Associations of adipokines & insulin resistance with sex steroids in patients with breast cancer

Department of Medicine, Faculty of Medicine, Kuwait University, Safat, Kuwait.
The Indian Journal of Medical Research (Impact Factor: 1.4). 04/2012; 135(4):500-5.
Source: PubMed


Several studies have suggested an important, but conflicting and controversial role for adipose tissue mass in breast cancer risk. Factors such as insulin-like growth factors, sex steroids, adipokines and obesity-related inflammatory markers have been postulated as potential effectors of the mechanisms by which obesity and associated metabolic disorders influence breast cancer risk. In this study we evaluated the associations between obesity indices, insulin resistance, circulating adipokines, sex steroids and breast cancer.
Fasting adiponectin, leptin, insulin resistance (homeostasis model assessment, HOMA-IR), testosterone, estradiol, sex hormone binding globulin (SHBG), LH and FSH were determined in 144 newly-diagnosed histologically confirmed breast cancer patients and 77 controls. Univariate and multivariate regression analyses were used to find the associations of these variables with each other, indices of obesity and with breast cancer.

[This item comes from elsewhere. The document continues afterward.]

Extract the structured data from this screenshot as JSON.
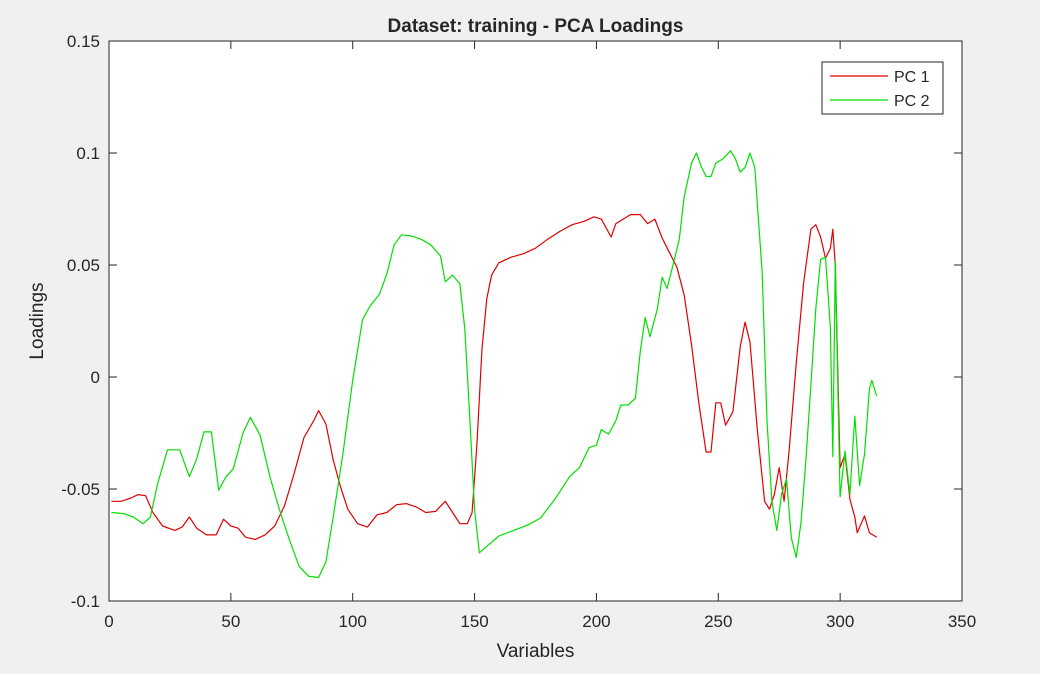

BMI, waist circumference, HOMA-IR and leptin were significantly (P<0.001) higher in patients than in controls. Adiponectin level was also significantly (P<0.05) higher in patients compared to controls. Adiponectin and leptin showed significant correlations with insulin and HOMA-IR but only adiponectin was significantly correlated with estradiol and SHBG. Logistic regression analyses showed that factors associated with breast cancer were BMI [OR (95% CI) =2.8 (1.4-5.5), P=0.004]; high levels of adiponectin [5.1 (2.2-11.5), P<0.001); hyperinsulinaemia [1.1 (1.0-1.1), P=0.01], leptin [3.1 (1.7-5.7), P<0.0001], estradiol [2.5 (1.3-4.7), P=0.005] and testosterone [1.3 (1.03-1.7), P=0.03].
Our findings confirm that adipokines, insulin resistance and sex steroids are associated with breast cancer. The paradoxical association of increased adiponectin with breast cancer is a novel finding that deserves further investigation.